Referendum e parlamento

E’ in corso (fino al 7 settembre) la raccolta di firme su 12 referendum abrogativi ripartiti in due gruppi di sei, rispettivamente Cambiamo  Noi (divorzio breve, no reato clandestinità, eliminare precarizzazione migranti, no carcere per reati lievi nell’uso di droghe, modifica procedura 8 x mille, no finanziamento pubblico partiti) e Giustizia Giusta (due su responsabilità civile magistrati, su criteri fuori ruolo magistrati , custodia cautelare, abolizione dell’ergastolo, separazione carriere  tra giudici e pubblica accusa).

In giro se ne parla o per esaltarli in blocco (i promotori e gli strumentalizzatori, poco il servizio pubblico) o per invitare a firmare solo quelli condivisi (chi ha riserve ma sta alla finestra). Presi uno per uno, i 12 temi  caratterizzano una mentalità laica, che vorrebbe favorire il convivere dinamico tra cittadini diversi e responsabili. Però, in Italia, la vera questione politica non sta nel considerare le singole materie, sta nel come arrivare ad assetti conseguenti. Perciò sarebbe l’occasione giusta per riflettere se la strada più coerente e più giusta sia davvero fare referendum a grappolo.

Il referendum abrogativo completa la procedura legislativa del voto  parlamentare con il successivo controllo del voto dei cittadini. E’ in Costituzione e divenne legge nel 1970, su richiesta dei cattolici quale valvola contro il voto in Parlamento del divorzio. Dal 1993, cominciarono  a venire in campo tanti quesiti referendari insieme, su più materie. La cosa è proseguita fino ad oggi nel palese intento di trasformare il referendum abrogativo da strumento di controllo in strumento di governo.

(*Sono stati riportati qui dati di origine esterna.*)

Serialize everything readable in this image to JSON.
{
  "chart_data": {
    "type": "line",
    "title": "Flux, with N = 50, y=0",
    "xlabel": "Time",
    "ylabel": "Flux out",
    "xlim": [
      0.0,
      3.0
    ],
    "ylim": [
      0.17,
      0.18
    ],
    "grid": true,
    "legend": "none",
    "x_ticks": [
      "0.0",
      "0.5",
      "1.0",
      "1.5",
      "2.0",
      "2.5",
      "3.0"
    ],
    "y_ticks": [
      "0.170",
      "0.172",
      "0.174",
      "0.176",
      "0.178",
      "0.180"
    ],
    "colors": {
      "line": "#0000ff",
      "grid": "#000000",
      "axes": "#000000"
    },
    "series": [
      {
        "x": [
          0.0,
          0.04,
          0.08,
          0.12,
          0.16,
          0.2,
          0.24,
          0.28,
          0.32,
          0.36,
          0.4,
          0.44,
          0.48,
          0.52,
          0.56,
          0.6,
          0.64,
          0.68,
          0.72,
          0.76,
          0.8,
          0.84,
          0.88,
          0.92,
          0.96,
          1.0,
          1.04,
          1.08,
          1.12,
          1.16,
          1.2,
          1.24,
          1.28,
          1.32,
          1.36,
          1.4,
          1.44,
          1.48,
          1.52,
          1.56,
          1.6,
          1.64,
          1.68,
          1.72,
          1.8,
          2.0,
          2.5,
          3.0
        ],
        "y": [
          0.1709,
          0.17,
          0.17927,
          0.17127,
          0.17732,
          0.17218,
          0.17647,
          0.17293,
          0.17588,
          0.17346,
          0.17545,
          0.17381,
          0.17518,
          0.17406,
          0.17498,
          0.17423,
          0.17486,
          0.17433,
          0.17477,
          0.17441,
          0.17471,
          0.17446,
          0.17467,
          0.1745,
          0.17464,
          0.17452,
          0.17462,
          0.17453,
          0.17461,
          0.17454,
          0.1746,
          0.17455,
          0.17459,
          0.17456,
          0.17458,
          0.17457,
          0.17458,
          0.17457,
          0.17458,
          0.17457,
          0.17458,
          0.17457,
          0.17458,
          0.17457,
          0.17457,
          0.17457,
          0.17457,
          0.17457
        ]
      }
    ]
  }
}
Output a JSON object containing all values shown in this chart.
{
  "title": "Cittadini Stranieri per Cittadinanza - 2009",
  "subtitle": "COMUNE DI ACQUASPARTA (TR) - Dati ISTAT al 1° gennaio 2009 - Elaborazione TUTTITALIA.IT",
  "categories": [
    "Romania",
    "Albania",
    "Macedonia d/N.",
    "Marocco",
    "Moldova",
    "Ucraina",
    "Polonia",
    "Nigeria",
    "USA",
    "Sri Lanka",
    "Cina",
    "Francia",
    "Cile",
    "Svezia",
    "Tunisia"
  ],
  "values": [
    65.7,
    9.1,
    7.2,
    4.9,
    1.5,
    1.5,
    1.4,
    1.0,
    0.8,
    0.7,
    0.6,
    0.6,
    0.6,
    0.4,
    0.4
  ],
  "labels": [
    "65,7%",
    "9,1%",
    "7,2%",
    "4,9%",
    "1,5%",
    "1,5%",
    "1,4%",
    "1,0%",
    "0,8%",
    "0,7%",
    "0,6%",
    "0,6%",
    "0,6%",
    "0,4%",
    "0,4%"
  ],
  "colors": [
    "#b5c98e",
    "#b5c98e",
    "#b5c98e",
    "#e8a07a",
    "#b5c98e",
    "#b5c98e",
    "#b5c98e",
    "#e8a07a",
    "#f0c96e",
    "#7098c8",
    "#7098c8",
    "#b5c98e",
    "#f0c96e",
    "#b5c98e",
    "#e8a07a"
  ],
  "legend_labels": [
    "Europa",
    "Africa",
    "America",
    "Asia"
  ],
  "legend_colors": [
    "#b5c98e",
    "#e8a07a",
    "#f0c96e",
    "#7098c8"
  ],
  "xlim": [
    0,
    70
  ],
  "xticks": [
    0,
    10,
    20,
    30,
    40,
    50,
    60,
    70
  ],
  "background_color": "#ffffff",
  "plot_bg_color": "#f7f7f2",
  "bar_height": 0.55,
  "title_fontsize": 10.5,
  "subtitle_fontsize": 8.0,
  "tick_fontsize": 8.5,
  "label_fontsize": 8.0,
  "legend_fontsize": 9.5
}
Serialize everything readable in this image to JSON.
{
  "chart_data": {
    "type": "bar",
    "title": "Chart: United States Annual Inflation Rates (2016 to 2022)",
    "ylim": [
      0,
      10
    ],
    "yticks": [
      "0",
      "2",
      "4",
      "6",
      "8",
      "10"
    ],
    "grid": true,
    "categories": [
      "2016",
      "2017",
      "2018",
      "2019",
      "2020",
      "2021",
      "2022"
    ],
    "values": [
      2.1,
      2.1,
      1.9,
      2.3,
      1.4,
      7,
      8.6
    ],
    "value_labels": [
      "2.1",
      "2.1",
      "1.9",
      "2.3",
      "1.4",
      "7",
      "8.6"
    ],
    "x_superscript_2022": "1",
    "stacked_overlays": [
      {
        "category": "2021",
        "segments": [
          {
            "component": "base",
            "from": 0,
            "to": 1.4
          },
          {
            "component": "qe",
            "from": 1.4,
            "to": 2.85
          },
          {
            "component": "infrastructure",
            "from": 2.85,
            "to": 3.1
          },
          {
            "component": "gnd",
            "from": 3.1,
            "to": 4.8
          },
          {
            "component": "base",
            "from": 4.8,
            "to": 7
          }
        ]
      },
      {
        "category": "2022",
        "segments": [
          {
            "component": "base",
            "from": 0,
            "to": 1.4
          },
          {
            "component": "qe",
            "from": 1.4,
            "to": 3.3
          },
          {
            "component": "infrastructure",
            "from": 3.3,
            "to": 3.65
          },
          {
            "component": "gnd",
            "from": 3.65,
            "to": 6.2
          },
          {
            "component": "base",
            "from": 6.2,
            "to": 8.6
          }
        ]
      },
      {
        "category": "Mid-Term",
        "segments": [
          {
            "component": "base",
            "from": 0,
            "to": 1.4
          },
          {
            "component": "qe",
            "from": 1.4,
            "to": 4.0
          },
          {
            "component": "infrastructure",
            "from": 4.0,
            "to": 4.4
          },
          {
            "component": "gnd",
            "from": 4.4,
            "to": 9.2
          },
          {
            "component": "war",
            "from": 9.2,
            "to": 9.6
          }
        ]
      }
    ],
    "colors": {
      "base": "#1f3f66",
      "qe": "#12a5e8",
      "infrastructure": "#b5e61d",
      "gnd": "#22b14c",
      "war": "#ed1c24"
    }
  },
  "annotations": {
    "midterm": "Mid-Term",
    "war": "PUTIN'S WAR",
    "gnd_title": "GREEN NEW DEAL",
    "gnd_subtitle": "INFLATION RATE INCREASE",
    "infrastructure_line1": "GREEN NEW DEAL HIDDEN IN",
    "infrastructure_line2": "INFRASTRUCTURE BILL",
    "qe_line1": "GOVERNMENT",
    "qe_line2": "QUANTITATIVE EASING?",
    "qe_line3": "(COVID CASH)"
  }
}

Lo voglia o no, è un mutamento che distorce la democrazia parlamentare funzionante tra cittadini diversi. La democrazia parlamentare è frutto dell’esperienza storica, nei secoli e nei più diversi luoghi, secondo cui la democrazia diretta porta sempre ad opprimere la libertà. Il referendum abrogativo come strumento di controllo da parte dei cittadini, non contesta il ruolo del Parlamento ma lo completa,  impedendone il possibile degenerare in clan corporativo. Invece il referendum abrogativo come strumento di governo, vuole essere un’alternativa al legiferare in  Parlamento e illude di decidere senza delegare. Di fatto, favorisce la politica dei messia e allontana il conflitto democratico tra progetti dei cittadini. Fa credere che basti impegnare l’energia riformatrice nel manifestare il proprio punto di vista, ed omette il lungo e complesso lavoro politico per giudicare i risultati del governo e per scegliere leggi coerenti tenendo conto anche degli altri cittadini. Ciò danneggia il corretto utilizzo delle energie riformatrici, imprescindibile nella democrazia libera. Eppure si usano lo stesso i referendum a grappolo perché danno visibilità e questo conta molto nell’epoca dell’immagine.

Per non rinunciare ai referendum abrogativi come controllo ed eliminare quelli a grappolo, basterebbe stabilire che, ogni anno,  un cittadino può firmare al massimo solo due proposte di referendum abrogativo (cosa banale con le anagrafi informatizzate). Sfoltendo drasticamente il grappolo, taglierebbe la logica di governare tramite referendum. In più, per spingere al voto nel caso di referendum abrogativo, si dovrebbe abbassarne il quorum per la validità, dalla maggioranza degli aventi diritto al 50%+1 dei votanti alle politiche immediatamente precedenti (il che tiene conto della mutata propensione civile rispetto agli anni ‘40).